Should we so readily and passively accept this alternate- reality?
I caught this on substack this week—a thoughtful, heartfelt analysis of the GenZ’s profound loneliness, relational disconnect, and isolation. It deserves our attention and feeds my unrest. Let us be warned.
Do not succumb to a passive embrace of AI, refrain from lazily allowing AI to churn out your research papers or to craft your poems, to parody your musical talent or to be your best friend.
AI unchecked will suck the heart and soul and grit out of real, true, life.
I believe our view of reality deeply influences our understanding of God and the gospel, or more accurately, our view of God and the gospel is meant to deeply influence our understanding and perception of reality
For this reason, we cannot cave into the cultural fable that it is okay to be biblically illiterate … but I digress.
In tangible, tactile ways real true life is the ultimate immersive experience, it taps all of our senses.
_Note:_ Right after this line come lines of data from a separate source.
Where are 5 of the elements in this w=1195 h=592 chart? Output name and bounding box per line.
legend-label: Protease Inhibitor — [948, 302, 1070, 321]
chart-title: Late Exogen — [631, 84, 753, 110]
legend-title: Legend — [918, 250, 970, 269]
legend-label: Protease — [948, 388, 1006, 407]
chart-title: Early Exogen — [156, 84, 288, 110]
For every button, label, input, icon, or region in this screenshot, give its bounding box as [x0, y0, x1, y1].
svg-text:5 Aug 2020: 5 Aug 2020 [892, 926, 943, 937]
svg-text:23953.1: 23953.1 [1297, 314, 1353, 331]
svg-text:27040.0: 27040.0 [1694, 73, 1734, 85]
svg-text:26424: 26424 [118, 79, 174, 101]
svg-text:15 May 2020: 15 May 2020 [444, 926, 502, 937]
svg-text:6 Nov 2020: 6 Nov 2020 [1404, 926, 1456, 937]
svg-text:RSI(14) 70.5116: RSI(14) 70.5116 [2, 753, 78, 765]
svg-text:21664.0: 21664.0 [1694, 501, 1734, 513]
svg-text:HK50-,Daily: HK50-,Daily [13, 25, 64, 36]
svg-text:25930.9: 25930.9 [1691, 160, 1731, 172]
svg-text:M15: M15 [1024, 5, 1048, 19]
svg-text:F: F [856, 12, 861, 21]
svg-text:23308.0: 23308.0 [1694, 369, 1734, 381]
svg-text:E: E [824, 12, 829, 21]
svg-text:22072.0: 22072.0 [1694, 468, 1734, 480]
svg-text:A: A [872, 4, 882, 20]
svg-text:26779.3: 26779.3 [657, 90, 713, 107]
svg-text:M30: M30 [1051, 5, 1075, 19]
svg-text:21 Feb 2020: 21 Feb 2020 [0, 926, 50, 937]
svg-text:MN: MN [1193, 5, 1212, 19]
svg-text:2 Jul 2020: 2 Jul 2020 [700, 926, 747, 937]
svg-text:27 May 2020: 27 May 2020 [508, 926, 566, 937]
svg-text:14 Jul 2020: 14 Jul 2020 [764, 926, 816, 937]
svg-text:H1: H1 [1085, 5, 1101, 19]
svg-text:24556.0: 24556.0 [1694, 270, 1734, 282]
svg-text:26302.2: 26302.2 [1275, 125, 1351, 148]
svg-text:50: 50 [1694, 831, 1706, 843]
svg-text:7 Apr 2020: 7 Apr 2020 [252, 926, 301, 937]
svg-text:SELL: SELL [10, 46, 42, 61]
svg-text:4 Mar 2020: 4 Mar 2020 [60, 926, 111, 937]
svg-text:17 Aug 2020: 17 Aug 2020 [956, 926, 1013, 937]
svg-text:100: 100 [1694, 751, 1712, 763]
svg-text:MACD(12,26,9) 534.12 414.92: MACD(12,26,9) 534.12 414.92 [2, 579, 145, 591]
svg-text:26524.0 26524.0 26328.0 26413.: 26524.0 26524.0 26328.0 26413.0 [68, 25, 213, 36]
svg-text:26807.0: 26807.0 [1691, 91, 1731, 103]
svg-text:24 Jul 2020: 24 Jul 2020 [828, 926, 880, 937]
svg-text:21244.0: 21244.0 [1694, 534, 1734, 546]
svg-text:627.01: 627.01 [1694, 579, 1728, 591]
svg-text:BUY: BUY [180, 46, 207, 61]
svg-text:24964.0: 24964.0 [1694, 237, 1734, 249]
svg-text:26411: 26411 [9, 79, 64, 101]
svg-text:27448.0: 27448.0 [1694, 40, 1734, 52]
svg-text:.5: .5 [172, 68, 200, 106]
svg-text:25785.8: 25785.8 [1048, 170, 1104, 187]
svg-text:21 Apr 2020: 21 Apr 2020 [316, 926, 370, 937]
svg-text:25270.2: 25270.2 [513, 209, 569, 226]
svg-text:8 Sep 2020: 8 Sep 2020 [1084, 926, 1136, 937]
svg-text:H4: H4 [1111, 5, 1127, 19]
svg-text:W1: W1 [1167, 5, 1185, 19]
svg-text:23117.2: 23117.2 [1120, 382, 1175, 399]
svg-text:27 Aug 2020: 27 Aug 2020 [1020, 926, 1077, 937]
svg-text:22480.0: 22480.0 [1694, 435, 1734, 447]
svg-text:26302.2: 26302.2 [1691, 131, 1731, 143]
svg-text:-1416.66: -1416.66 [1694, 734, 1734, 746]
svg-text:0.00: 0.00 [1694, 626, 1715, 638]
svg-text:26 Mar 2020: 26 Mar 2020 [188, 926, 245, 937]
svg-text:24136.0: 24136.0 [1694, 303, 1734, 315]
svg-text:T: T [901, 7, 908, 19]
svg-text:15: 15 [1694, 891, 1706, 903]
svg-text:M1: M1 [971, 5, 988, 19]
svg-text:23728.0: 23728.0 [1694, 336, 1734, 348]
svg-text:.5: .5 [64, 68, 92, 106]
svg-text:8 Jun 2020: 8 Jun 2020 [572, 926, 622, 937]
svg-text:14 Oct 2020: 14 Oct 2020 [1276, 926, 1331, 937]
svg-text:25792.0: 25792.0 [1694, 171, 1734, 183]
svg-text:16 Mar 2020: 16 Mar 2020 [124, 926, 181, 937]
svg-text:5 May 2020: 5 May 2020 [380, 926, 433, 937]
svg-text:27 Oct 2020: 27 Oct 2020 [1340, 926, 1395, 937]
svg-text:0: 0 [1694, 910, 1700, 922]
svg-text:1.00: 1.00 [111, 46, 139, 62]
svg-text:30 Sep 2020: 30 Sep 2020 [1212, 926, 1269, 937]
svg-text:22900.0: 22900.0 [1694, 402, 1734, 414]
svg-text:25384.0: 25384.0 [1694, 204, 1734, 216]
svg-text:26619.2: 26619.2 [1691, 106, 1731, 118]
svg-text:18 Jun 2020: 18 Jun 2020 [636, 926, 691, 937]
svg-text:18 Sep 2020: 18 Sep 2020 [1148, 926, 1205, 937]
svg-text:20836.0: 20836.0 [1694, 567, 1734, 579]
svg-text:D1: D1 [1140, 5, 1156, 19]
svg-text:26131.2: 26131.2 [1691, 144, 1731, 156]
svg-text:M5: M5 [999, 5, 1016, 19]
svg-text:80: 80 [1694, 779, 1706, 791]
The Creator who spoke the universe into existence—the One whose breath gives us life, who took on real flesh, who died and now lives, knows us, loves us, is with us through thick and thin.
Missiology from the Borderlands involves an attentive readiness, especially in the so-called Happiest Place on Earth. On this late night in August, this real-life-immersive-experience includes a delayed flight and hours of waiting alongside the many not-so-happy-Disney-weary children.
I wish, I wish upon a star that Disney designed airports.